Artikelbild Beruf(ung) Heimärztin Eine persönliche Berufsbiografie

von Eva Maria Schütz

Eigentlich wollte ich ja nach Afrika gehen. Aus Abenteuerlust und weil dort Kranke ohne Zugang zu medizinischer Versorgung „richtige Ärzte“ brauchen. Dann hatte ich plötzlich eine Familie und blieb in Österreich.

Nach dem Studium als einzigen „medizinischen“ Job: Stationsgehilfin im NÖ Landespflegeheim Perchtoldsdorf. Ich blieb 10 Monate und entdeckte meine Liebe zu alten Menschen.

Eine Zeitlang wollte ich deswegen Internistin werden.
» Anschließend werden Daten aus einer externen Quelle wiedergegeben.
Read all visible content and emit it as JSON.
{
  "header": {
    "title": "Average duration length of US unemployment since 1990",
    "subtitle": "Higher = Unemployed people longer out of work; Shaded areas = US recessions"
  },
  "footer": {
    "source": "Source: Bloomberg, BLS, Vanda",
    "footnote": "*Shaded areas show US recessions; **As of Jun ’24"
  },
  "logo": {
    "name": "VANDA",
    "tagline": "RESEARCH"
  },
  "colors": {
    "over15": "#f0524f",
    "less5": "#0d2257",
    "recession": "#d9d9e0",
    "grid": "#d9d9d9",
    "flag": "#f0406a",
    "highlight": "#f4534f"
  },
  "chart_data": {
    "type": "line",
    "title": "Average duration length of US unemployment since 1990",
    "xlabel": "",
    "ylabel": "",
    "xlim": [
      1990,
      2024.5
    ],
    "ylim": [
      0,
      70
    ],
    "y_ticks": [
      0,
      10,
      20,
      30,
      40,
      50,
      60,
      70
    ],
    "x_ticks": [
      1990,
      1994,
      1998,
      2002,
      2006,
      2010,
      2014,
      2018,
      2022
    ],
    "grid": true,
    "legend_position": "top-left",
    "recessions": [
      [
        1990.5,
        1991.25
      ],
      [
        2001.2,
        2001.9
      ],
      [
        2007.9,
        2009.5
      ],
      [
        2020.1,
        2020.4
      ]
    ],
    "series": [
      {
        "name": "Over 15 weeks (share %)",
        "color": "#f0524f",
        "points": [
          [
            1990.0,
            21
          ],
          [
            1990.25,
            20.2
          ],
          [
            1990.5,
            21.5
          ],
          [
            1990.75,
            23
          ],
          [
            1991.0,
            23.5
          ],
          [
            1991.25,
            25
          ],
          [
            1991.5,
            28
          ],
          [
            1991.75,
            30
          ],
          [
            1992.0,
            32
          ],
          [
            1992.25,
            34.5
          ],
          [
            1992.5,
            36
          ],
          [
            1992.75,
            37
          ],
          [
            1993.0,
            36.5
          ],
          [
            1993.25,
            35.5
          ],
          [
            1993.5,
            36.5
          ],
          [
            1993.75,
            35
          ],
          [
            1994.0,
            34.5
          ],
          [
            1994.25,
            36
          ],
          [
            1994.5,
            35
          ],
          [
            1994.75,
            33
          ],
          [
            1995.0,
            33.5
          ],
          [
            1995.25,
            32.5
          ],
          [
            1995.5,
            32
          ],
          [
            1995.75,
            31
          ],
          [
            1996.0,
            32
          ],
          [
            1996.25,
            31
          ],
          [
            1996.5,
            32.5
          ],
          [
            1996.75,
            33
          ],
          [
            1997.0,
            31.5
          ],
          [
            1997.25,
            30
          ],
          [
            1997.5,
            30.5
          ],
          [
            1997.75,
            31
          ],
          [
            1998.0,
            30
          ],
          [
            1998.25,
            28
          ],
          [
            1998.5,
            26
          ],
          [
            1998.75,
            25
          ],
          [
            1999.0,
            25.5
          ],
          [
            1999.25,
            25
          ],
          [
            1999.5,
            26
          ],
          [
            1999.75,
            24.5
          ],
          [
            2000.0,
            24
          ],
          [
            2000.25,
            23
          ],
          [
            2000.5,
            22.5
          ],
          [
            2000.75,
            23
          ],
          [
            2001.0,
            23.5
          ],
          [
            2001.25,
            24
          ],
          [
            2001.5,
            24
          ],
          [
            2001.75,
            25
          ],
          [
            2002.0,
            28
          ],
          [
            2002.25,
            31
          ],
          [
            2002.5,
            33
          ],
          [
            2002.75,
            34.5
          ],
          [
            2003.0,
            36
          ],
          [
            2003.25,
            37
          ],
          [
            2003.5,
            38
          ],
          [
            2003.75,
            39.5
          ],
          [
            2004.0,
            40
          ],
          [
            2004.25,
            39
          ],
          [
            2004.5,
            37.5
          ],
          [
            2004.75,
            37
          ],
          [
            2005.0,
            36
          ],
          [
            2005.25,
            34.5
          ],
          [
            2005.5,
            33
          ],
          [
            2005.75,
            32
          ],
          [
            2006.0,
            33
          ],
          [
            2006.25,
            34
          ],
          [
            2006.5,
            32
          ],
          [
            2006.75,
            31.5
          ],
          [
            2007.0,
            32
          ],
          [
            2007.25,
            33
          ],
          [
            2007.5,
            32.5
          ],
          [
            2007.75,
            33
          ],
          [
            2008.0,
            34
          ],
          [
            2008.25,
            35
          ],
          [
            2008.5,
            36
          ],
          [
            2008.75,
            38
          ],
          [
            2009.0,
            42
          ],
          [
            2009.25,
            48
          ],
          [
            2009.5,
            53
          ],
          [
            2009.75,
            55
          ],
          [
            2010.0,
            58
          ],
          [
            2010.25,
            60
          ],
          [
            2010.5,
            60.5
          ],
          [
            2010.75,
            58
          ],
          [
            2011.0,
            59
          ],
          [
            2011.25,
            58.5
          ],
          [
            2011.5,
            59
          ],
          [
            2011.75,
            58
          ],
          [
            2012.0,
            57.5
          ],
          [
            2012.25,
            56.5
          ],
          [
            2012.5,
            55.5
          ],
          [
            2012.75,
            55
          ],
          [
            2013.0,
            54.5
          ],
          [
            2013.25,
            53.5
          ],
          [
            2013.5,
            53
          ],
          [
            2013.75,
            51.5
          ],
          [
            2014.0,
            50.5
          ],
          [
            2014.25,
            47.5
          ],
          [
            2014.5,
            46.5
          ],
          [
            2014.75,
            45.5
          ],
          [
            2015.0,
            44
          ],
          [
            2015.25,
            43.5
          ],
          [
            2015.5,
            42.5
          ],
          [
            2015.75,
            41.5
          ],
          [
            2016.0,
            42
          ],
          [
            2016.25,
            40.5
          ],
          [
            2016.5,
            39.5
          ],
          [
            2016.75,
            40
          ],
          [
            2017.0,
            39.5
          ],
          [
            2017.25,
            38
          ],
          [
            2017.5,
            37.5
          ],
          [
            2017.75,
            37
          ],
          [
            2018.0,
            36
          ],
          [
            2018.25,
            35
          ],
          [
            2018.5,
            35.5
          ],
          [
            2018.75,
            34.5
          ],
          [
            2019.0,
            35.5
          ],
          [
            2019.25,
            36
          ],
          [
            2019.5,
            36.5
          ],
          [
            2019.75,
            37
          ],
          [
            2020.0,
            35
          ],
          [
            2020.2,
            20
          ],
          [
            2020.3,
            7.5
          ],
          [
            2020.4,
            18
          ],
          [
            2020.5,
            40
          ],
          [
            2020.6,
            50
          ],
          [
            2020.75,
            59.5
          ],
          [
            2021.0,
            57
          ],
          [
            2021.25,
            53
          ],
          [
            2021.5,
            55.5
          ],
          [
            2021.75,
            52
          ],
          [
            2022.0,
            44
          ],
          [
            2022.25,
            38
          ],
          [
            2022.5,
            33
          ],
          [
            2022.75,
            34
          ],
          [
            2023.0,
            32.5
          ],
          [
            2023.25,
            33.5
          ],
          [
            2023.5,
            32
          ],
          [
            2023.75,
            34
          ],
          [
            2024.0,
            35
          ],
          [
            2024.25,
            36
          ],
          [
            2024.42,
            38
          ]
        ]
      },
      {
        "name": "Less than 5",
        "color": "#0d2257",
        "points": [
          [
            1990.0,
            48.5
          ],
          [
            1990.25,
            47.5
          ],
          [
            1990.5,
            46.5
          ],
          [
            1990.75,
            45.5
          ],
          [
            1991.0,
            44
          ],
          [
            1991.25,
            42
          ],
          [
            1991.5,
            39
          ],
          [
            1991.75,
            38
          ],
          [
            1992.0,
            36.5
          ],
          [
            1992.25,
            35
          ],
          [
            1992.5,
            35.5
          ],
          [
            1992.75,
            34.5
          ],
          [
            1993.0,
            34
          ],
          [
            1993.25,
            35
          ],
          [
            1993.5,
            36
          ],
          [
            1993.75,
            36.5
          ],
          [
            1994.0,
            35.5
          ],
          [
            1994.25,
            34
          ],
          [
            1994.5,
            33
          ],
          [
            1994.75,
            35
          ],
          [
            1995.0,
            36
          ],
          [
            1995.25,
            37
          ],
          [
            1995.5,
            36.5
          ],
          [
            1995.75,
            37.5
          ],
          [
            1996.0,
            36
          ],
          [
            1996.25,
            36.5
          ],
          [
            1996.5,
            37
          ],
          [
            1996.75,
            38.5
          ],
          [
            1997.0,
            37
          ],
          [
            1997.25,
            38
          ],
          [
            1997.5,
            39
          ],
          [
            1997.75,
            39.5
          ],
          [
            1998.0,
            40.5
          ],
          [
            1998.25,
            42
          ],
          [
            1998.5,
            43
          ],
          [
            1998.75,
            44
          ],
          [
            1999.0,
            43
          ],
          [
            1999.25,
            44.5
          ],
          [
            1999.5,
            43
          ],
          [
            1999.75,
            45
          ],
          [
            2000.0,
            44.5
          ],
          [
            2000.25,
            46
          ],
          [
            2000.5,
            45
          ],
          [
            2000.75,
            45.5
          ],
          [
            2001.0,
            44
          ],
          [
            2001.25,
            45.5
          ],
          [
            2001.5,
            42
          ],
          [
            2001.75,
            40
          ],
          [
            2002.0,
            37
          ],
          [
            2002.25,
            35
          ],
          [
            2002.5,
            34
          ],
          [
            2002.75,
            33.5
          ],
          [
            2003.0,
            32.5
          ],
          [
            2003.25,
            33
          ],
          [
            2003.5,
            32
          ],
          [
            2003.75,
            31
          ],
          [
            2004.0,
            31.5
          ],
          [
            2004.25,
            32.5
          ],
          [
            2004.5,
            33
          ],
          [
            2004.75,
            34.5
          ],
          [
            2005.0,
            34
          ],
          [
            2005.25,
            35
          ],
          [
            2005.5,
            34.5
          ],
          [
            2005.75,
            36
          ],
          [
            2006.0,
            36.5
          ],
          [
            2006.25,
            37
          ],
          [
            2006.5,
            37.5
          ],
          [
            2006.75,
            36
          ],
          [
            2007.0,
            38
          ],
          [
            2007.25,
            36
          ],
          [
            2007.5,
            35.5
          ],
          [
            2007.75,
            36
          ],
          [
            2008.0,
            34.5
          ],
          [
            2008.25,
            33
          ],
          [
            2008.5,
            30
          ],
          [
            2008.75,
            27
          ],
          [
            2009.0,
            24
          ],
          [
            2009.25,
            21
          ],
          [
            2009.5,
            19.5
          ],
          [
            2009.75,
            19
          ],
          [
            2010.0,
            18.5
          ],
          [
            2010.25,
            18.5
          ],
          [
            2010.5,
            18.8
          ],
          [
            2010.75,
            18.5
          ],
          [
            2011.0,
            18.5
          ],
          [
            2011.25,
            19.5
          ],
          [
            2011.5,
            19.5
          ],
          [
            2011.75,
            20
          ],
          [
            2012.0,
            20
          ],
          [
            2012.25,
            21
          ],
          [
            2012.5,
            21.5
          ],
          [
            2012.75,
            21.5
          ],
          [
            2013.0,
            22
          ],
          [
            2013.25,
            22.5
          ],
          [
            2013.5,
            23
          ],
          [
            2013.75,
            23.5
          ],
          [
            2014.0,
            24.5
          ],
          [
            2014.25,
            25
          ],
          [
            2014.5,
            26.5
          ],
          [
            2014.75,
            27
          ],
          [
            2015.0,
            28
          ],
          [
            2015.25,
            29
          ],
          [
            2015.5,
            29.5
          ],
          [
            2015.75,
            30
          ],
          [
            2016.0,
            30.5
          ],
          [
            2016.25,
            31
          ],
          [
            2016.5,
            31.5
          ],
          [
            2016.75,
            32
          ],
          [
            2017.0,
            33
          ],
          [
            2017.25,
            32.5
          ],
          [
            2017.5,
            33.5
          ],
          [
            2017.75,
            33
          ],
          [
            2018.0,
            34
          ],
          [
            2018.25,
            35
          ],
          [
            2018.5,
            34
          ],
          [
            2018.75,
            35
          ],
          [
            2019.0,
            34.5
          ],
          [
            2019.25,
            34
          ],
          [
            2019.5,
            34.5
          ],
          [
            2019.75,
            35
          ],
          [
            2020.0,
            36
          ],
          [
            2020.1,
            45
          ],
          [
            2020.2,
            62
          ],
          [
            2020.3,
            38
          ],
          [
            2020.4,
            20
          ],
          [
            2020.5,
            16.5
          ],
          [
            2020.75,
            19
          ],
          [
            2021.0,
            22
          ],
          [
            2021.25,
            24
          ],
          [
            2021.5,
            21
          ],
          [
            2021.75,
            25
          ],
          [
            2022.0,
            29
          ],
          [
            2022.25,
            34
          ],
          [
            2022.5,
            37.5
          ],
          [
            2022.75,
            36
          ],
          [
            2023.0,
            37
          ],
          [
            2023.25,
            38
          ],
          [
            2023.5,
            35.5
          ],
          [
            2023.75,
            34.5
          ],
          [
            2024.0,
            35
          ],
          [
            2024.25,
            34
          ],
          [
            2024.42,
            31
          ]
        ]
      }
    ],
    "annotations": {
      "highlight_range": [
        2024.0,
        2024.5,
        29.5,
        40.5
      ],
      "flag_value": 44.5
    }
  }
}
Auf meine Frage nach einem Ausbildungsplatz hieß es: „Frauen nehmen wir nicht so gern.“ Kam ich auf dem Weg ins Spital an einem Pflegeheim vorbei, bedauerte ich, dass die Heime nur mit Kassenärzten arbeiteten. Das Geld für eine Ordinationsgründung hatte ich nie. Inzwischen fand ich meine Abenteuer im Notarztwagen. Dann wurde das Landespflegeheim Berndorf gebaut. Und tatsächlich suchte das Land NÖ eine hauptamtliche Heimärztin.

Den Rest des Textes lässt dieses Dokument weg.